Metropole Magazine

Today's Weather: Abuja NG: Partly Cloudy, Day 360|Night 260

04 Oct Written by  Ladi Opaluwa

The Three Musketeers

Three nation builders set out at night in search of a place to sit, eat, and talk. There were urgent matters to be discussed, issues of national import you could say. But first, food.

At a popular eatery in Wuse II, a guard was closing the gate when we arrived. It couldn’t be more painful if that were heaven's gate. All axioms about time management became pertinent. The guard stood before the gate waving off all late hopeful diners. Just to be certain, we asked if he was gesticulating at us too. Yes, he was. Perhaps he could let us in to scavenge? No point asking.

So there we were, back on the road, driving around Wuse II in search of a meal. At 10.30 p.m, there would be only a few options. If you were ever in a crisis of hunger, ignore the fancy eateries and go straight to the bars. There at least there is an assurance of drinks, pepper-soup and suya, in any case, something to hold off ulcer. If you are as lucky as we got, you will find Dreams (such suitable name), where there would be a bar and a restaurant.

The bar was out in the yard, and the restaurant inside. They had fried rice and white rice, the waiter informed, and then did a volte-face after an order for fried rice had been placed. She needed to confirm if the preferred was available. Did I mention we did not really care? Just rice would do, food, if you may, even the burnt residue from the day’s culinary effort.

There were many empty tables. Like a federal government committee, we sat down to the task of nation building (who is to say these committees do more than sit, eat, and talk?). To the task, who had written what, where, and how? Stories were pulled out from the internet, assessed, and trashed if need be. As it was hard to separate the writing from the writer, a critique session might wander into base gossip, no malice intended. It is all for literature, for Nigeria.

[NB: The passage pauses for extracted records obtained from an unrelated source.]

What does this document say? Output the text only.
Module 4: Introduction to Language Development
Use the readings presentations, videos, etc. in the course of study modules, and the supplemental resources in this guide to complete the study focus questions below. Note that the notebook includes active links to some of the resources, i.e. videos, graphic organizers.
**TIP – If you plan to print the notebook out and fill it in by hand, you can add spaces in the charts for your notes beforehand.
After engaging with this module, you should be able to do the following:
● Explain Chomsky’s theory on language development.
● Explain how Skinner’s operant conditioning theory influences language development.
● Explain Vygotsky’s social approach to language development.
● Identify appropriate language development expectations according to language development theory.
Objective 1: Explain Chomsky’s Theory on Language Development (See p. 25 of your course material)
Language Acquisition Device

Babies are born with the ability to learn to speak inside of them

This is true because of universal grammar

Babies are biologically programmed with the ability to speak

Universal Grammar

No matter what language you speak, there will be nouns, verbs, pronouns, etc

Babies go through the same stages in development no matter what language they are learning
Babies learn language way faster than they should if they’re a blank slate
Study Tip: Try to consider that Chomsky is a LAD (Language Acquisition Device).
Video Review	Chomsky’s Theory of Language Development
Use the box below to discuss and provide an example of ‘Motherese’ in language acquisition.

We deconstructed a piece of writing with the same passion the political commentator expends analysing the Apo Killings or the Yobe and Borno massacres, and wailed even louder over poor writing. I do not draw a parallel to trivialise these current affairs but to state that all are tragic events. We believe that the trouble with Nigeria is its literature, a deliberately flawed view no doubt.

Who are we and on what authority do we preside over literary merit? Three writers who by virtue of their exposure to certain foreign literature believe themselves to be descended from the clan of great 20th century writers of the West; three who personally, and as a group, consider themselves the best under 30 in the country (self-delusion has many faces); young guys revelling at the prospect of becoming jobless, dreaming of spending a time in Paris as did their progenitors Hemingway, Fitzgerald, Baldwin, and a time loafing in the French Riviera, with a French consort.

At these infrequent rendezvous, it is stated or implied that we can build or rebuild the nation, sentence by sentence: that we can wrestle the trade from the philistines who do not care for language; regulate its operations; set down the rules for the political commentator whose basic tools are his indignation and social media, diminish his influence.

It would be midnight, after everyone else had departed, before Nigeria’s most underrated nation builders would bring sitting to an end and step out into the dark. Or rather into the light, for this is Abuja.